Keeping an eye on older relatives
Among the gadgets and gizmos turning heads this time around are digital health products.
One product attracting attention is a wearable device, which monitors changes in the behaviour of older people, alerting family and medical experts to possible health issues, remotely, via an app.
Like so many new technologies, it relies on gathering personal data. This, at a time of heightened concerns among consumers about privacy. But the company behind it, CarePredict, says it's not intrusive.
“Anytime you have anything monitoring you, yes you should have a concern for privacy. But there is a good balance to be solved there," Satish Movva, CarePredict CEO and Founder, told Euronews.
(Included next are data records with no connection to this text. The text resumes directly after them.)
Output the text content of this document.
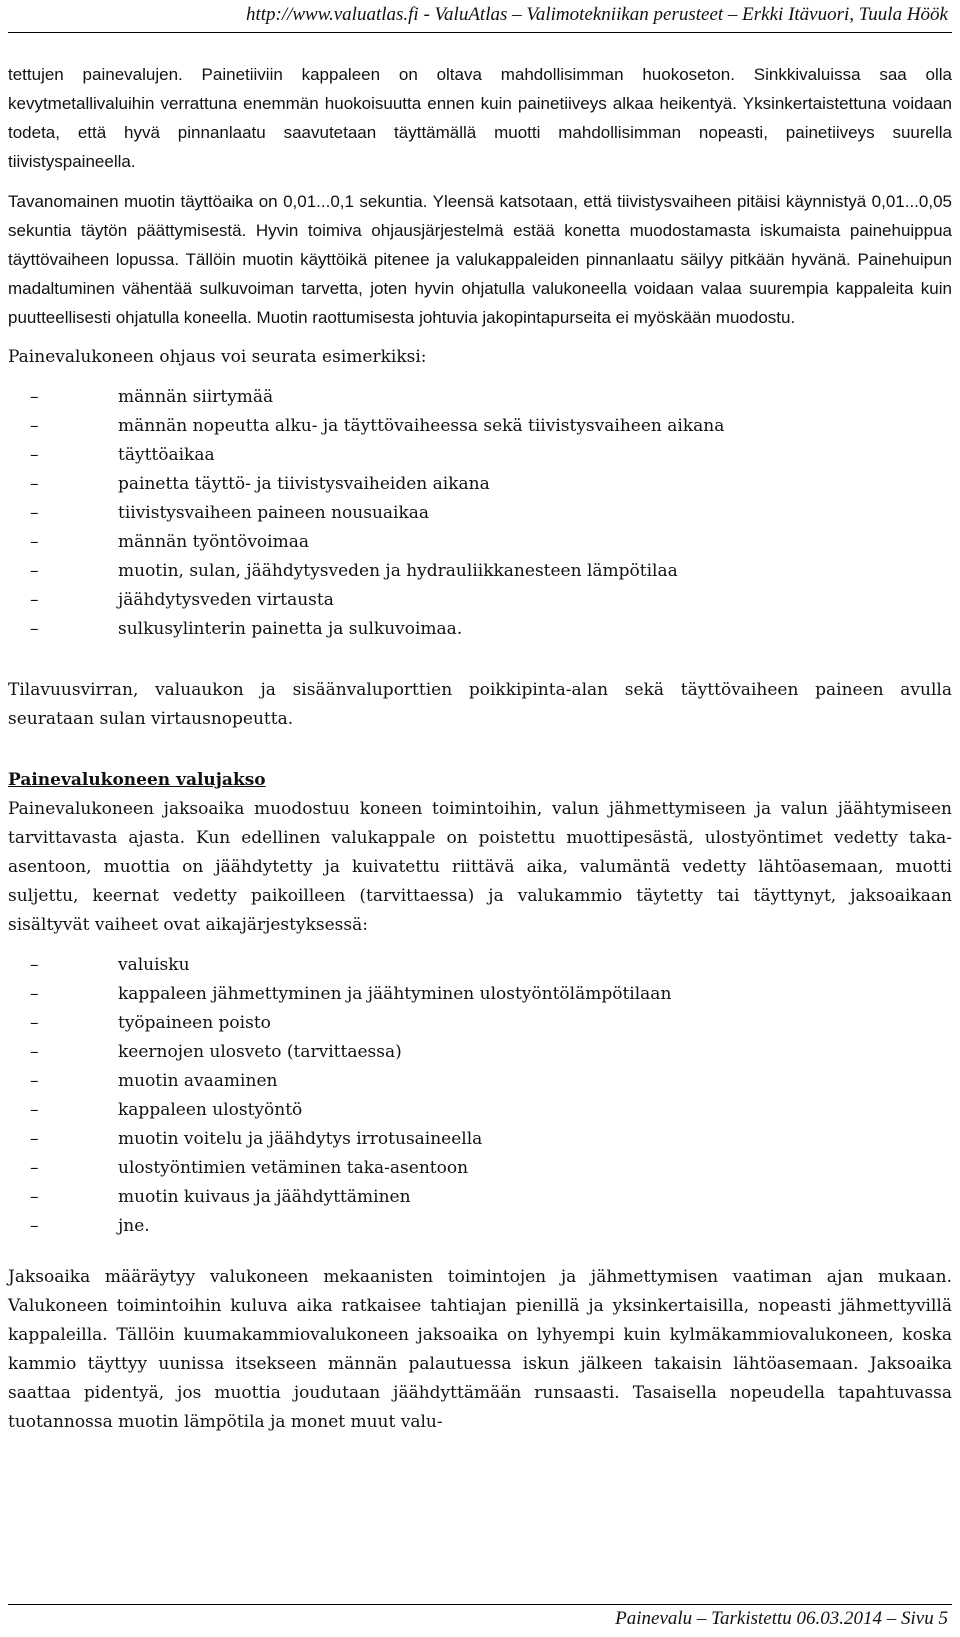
http://www.valuatlas.fi - ValuAtlas – Valimotekniikan perusteet – Erkki Itävuori, Tuula Höök

tettujen painevalujen. Painetiiviin kappaleen on oltava mahdollisimman huokoseton. Sinkkivaluissa saa olla kevytmetallivaluihin verrattuna enemmän huokoisuutta ennen kuin painetiiveys alkaa heikentyä. Yksinkertaistettuna voidaan todeta, että hyvä pinnanlaatu saavutetaan täyttämällä muotti mahdollisimman nopeasti, painetiiveys suurella tiivistyspaineella.

Tavanomainen muotin täyttöaika on 0,01...0,1 sekuntia. Yleensä katsotaan, että tiivistysvaiheen pitäisi käynnistyä 0,01...0,05 sekuntia täytön päättymisestä. Hyvin toimiva ohjausjärjestelmä estää konetta muodostamasta iskumaista painehuippua täyttövaiheen lopussa. Tällöin muotin käyttöikä pitenee ja valukappaleiden pinnanlaatu säilyy pitkään hyvänä. Painehuipun madaltuminen vähentää sulkuvoiman tarvetta, joten hyvin ohjatulla valukoneella voidaan valaa suurempia kappaleita kuin puutteellisesti ohjatulla koneella. Muotin raottumisesta johtuvia jakopintapurseita ei myöskään muodostu.

Painevalukoneen ohjaus voi seurata esimerkiksi:

–	männän siirtymää
–	männän nopeutta alku- ja täyttövaiheessa sekä tiivistysvaiheen aikana
–	täyttöaikaa
–	painetta täyttö- ja tiivistysvaiheiden aikana
–	tiivistysvaiheen paineen nousuaikaa
–	männän työntövoimaa
–	muotin, sulan, jäähdytysveden ja hydrauliikkanesteen lämpötilaa
–	jäähdytysveden virtausta
–	sulkusylinterin painetta ja sulkuvoimaa.

Tilavuusvirran, valuaukon ja sisäänvaluporttien poikkipinta-alan sekä täyttövaiheen paineen avulla seurataan sulan virtausnopeutta.

Painevalukoneen valujakso

Painevalukoneen jaksoaika muodostuu koneen toimintoihin, valun jähmettymiseen ja valun jäähtymiseen tarvittavasta ajasta. Kun edellinen valukappale on poistettu muottipesästä, ulostyöntimet vedetty taka-asentoon, muottia on jäähdytetty ja kuivatettu riittävä aika, valumäntä vedetty lähtöasemaan, muotti suljettu, keernat vedetty paikoilleen (tarvittaessa) ja valukammio täytetty tai täyttynyt, jaksoaikaan sisältyvät vaiheet ovat aikajärjestyksessä:

–	valuisku
–	kappaleen jähmettyminen ja jäähtyminen ulostyöntölämpötilaan
–	työpaineen poisto
–	keernojen ulosveto (tarvittaessa)
–	muotin avaaminen
–	kappaleen ulostyöntö
–	muotin voitelu ja jäähdytys irrotusaineella
–	ulostyöntimien vetäminen taka-asentoon
–	muotin kuivaus ja jäähdyttäminen
–	jne.

Jaksoaika määräytyy valukoneen mekaanisten toimintojen ja jähmettymisen vaatiman ajan mukaan. Valukoneen toimintoihin kuluva aika ratkaisee tahtiajan pienillä ja yksinkertaisilla, nopeasti jähmettyvillä kappaleilla. Tällöin kuumakammiovalukoneen jaksoaika on lyhyempi kuin kylmäkammiovalukoneen, koska kammio täyttyy uunissa itsekseen männän palautuessa iskun jälkeen takaisin lähtöasemaan. Jaksoaika saattaa pidentyä, jos muottia joudutaan jäähdyttämään runsaasti. Tasaisella nopeudella tapahtuvassa tuotannossa muotin lämpötila ja monet muut valu-

Painevalu – Tarkistettu 06.03.2014 – Sivu 5
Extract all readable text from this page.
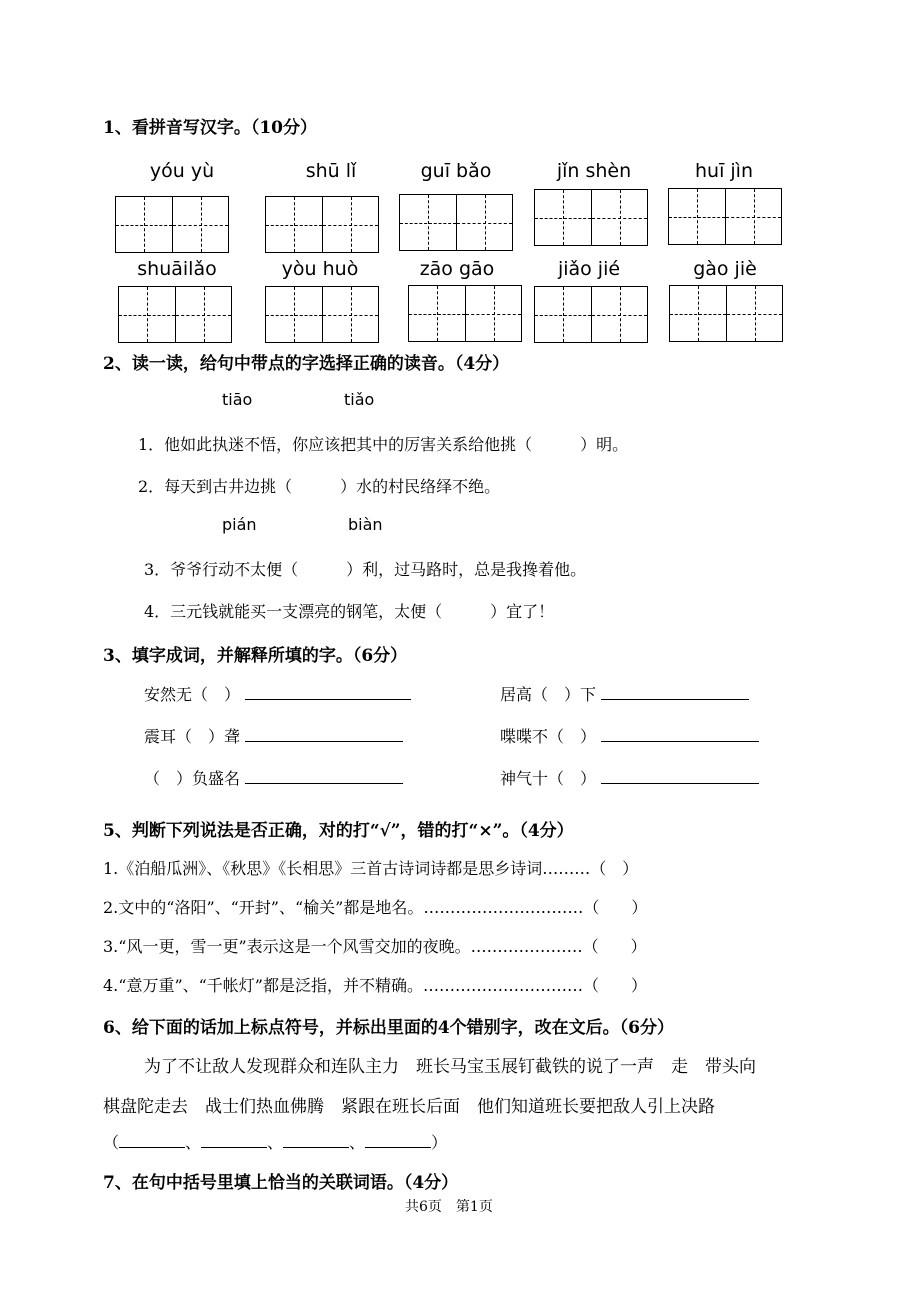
1、看拼音写汉字。（10分）
yóu yù	shū lǐ	guī bǎo	jǐn shèn	huī jìn
shuāilǎo	yòu huò	zāo gāo	jiǎo jié	gào jiè
2、读一读，给句中带点的字选择正确的读音。（4分）
tiāo	tiǎo
1．他如此执迷不悟，你应该把其中的厉害关系给他挑（　　　）明。
2．每天到古井边挑（　　　）水的村民络绎不绝。
pián	biàn
3．爷爷行动不太便（　　　）利，过马路时，总是我搀着他。
4．三元钱就能买一支漂亮的钢笔，太便（　　　）宜了！
3、填字成词，并解释所填的字。（6分）
安然无（　）	居高（　）下
震耳（　）聋	喋喋不（　）
（　）负盛名	神气十（　）
5、判断下列说法是否正确，对的打“√”，错的打“×”。（4分）
1.《泊船瓜洲》、《秋思》《长相思》三首古诗词诗都是思乡诗词………（　）
2.文中的“洛阳”、“开封”、“榆关”都是地名。…………………………（　　）
3.“风一更，雪一更”表示这是一个风雪交加的夜晚。…………………（　　）
4.“意万重”、“千帐灯”都是泛指，并不精确。…………………………（　　）
6、给下面的话加上标点符号，并标出里面的4个错别字，改在文后。（6分）
为了不让敌人发现群众和连队主力　班长马宝玉展钉截铁的说了一声　走　带头向
棋盘陀走去　战士们热血佛腾　紧跟在班长后面　他们知道班长要把敌人引上决路
（	、	、	、	）
7、在句中括号里填上恰当的关联词语。（4分）
共6页　第1页
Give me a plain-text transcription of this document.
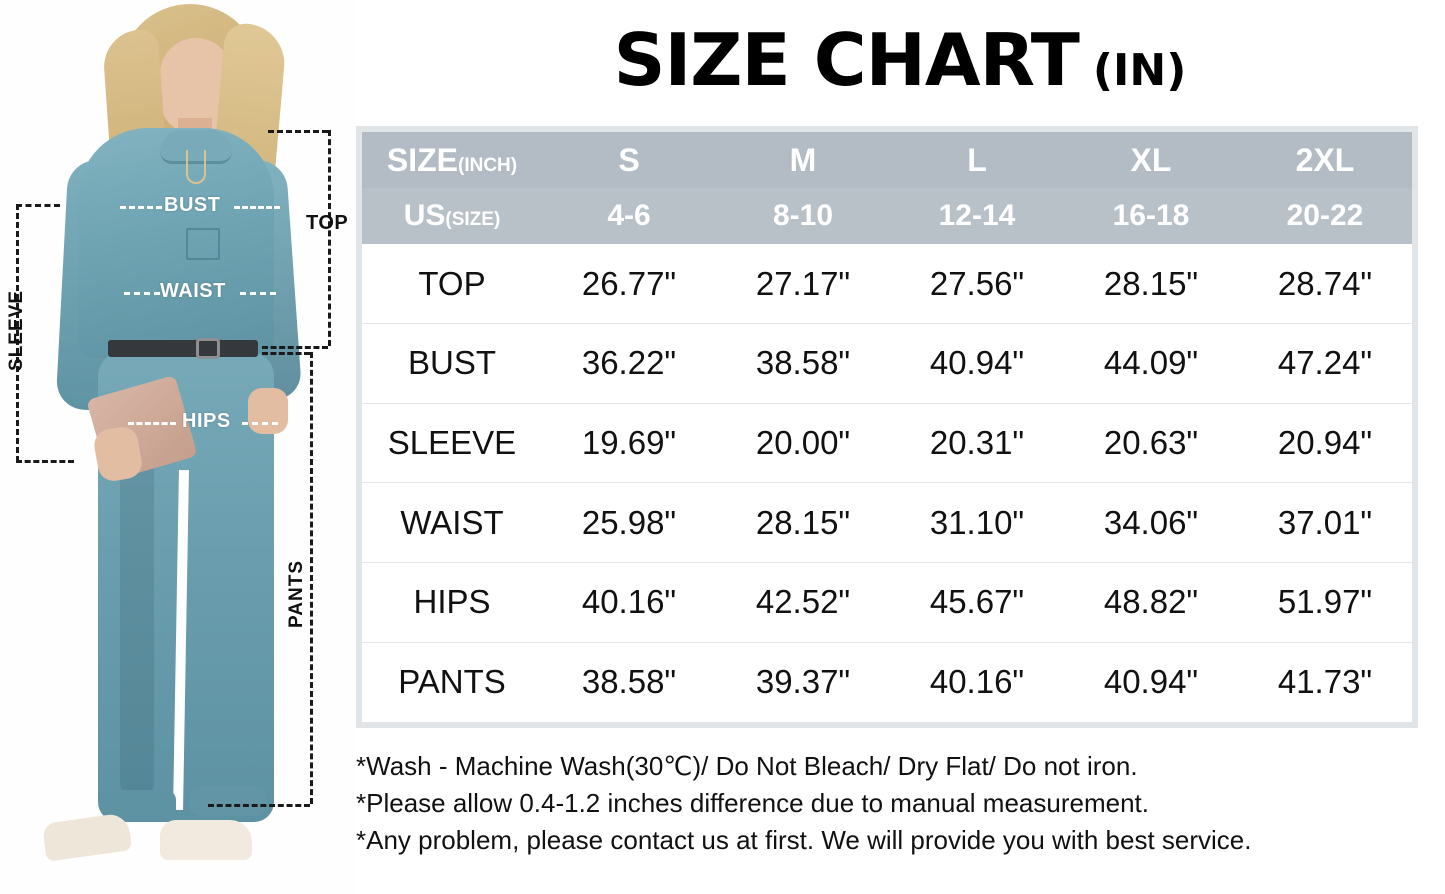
BUST
WAIST
HIPS
SLEEVE
TOP
PANTS
SIZE CHART (IN)
SIZE(INCH)	S	M	L	XL	2XL
US(SIZE)	4-6	8-10	12-14	16-18	20-22
TOP	26.77"	27.17"	27.56"	28.15"	28.74"
BUST	36.22"	38.58"	40.94"	44.09"	47.24"
SLEEVE	19.69"	20.00"	20.31"	20.63"	20.94"
WAIST	25.98"	28.15"	31.10"	34.06"	37.01"
HIPS	40.16"	42.52"	45.67"	48.82"	51.97"
PANTS	38.58"	39.37"	40.16"	40.94"	41.73"
*Wash - Machine Wash(30℃)/ Do Not Bleach/ Dry Flat/ Do not iron.
*Please allow 0.4-1.2 inches difference due to manual measurement.
*Any problem, please contact us at first. We will provide you with best service.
"You know, we are not using cameras, so it’s not that there is a camera in the bathroom and the bedroom watching you. So, this is all about collecting data points. How your arm is moving, which room you are in, which are fairly neutral to privacy.”
Tech turns CES green
CES always generates lots of debate and discussion among industry leaders, big thinkers and analysts.
This time around, artificial intelligence, 5G and robotics are big trends and talking points. Green-tech is also taking centre stage, amid mounting pressure over the climate and environment.
Among the green exhibitors is 20tree, a Dutch start-up, which is mixing artificial intelligence with satellite imagery to monitor forests and urban green spaces.
Its technology can help to assess things like air temperature and pollution.
Thinking outside the box
A French start-up is also at CES, showing how it hopes to help cut waste. It's come up with a connected smart box, which offers an alternative to cardboard packaging.
"Our product helps because there are many aspects to the climate and the environment." Emmanuel Lemor, Head of Customer Experience for LivingPackets, told Euronews. "One of which is the plastics that end up in the ocean. So, with our solution, there is no more need for plastic bubbles. So that problem is resolved. The fact the box is reusable thousands and thousands of times, versus a cardboard box, that also cuts down on CO2 emissions.”
The CES event fills almost every square metre of exhibition space in Las Vegas, attracting 4,500 companies from all over Europe and around the world.
It's a place to get exposure and to make big product announcements - with around 170,000 people taking part.
And the stakes are high for the businesses who are in the casino-studded destination - all gambling on their innovations being the next big thing. CES runs until Friday.